L’effet pourrait être retardé pour Lawson, car il pourrait revenir aux anciennes méthodes d’apprentissage aux côtés d’un pilote de renom grâce à l’intérêt de Verstappen de rejoindre d’autres équipes en vue d’un éventuel départ de Red Bull. Si cela se produit pour 2026, alors Lawson pourra se contenter d’être suffisamment proche cette année-là pour être considéré comme un leader d’équipe crédible à l’avenir. Toutefois, cela reste une série de circonstances étroites, dépendantes de facteurs échappant à son contrôle.

Toute empire finit par tomber. Les grands pilotes semblent être des entités tout-puissantes qui prévaudront éternellement, jusqu’à ce qu’un jour ils ne le soient plus. Ils survivent à l’assaut de nombreux rivaux mais, pour une raison ou une autre, sont finalement détrônés. Lawson doit croire qu’il peut être cet agent du changement, car cela fait partie de son état d’esprit fort, fondé sur la certitude qu’il peut surpasser n’importe qui.
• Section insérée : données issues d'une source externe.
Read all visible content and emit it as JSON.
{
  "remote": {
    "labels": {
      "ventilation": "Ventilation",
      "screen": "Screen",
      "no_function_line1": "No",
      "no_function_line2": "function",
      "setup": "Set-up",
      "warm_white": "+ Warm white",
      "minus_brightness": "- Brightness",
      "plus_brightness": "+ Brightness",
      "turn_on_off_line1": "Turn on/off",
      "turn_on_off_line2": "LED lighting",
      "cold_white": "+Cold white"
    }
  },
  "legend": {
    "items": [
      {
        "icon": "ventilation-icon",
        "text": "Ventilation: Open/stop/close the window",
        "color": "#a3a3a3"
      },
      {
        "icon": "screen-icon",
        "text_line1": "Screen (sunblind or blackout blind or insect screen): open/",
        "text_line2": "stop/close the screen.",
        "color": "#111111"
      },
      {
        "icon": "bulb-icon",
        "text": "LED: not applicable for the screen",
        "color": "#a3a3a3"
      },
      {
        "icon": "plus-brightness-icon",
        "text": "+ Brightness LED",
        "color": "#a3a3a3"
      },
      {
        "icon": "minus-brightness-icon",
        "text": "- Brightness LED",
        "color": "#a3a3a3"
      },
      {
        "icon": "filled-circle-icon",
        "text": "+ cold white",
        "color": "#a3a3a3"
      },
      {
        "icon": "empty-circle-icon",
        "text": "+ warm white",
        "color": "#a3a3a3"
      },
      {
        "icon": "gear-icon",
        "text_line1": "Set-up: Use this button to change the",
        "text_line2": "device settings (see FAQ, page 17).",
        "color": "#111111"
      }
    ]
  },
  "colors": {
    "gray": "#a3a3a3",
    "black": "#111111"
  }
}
Objectivement, cela semble très ambitieux et rien ne prouve que Lawson puisse y parvenir. En fait, les preuves de sa carrière indiquent qu’il est un bon pilote plutôt qu’un grand pilote – ce qui signifie qu’il a la capacité de mener une carrière longue et réussie en Grand Prix, mais pas forcément de pouvoir battre Verstappen. Cependant, la mentalité des pilotes ne peut pas, et en de nombreux points, ne doit pas, être aussi objective en ce qui concerne la limite de leur potentiel. Si tel était le cas, qui oserait un jour se lancer dans la quête d’une carrière en F1, au vu des chances ridiculement minces de réussite ?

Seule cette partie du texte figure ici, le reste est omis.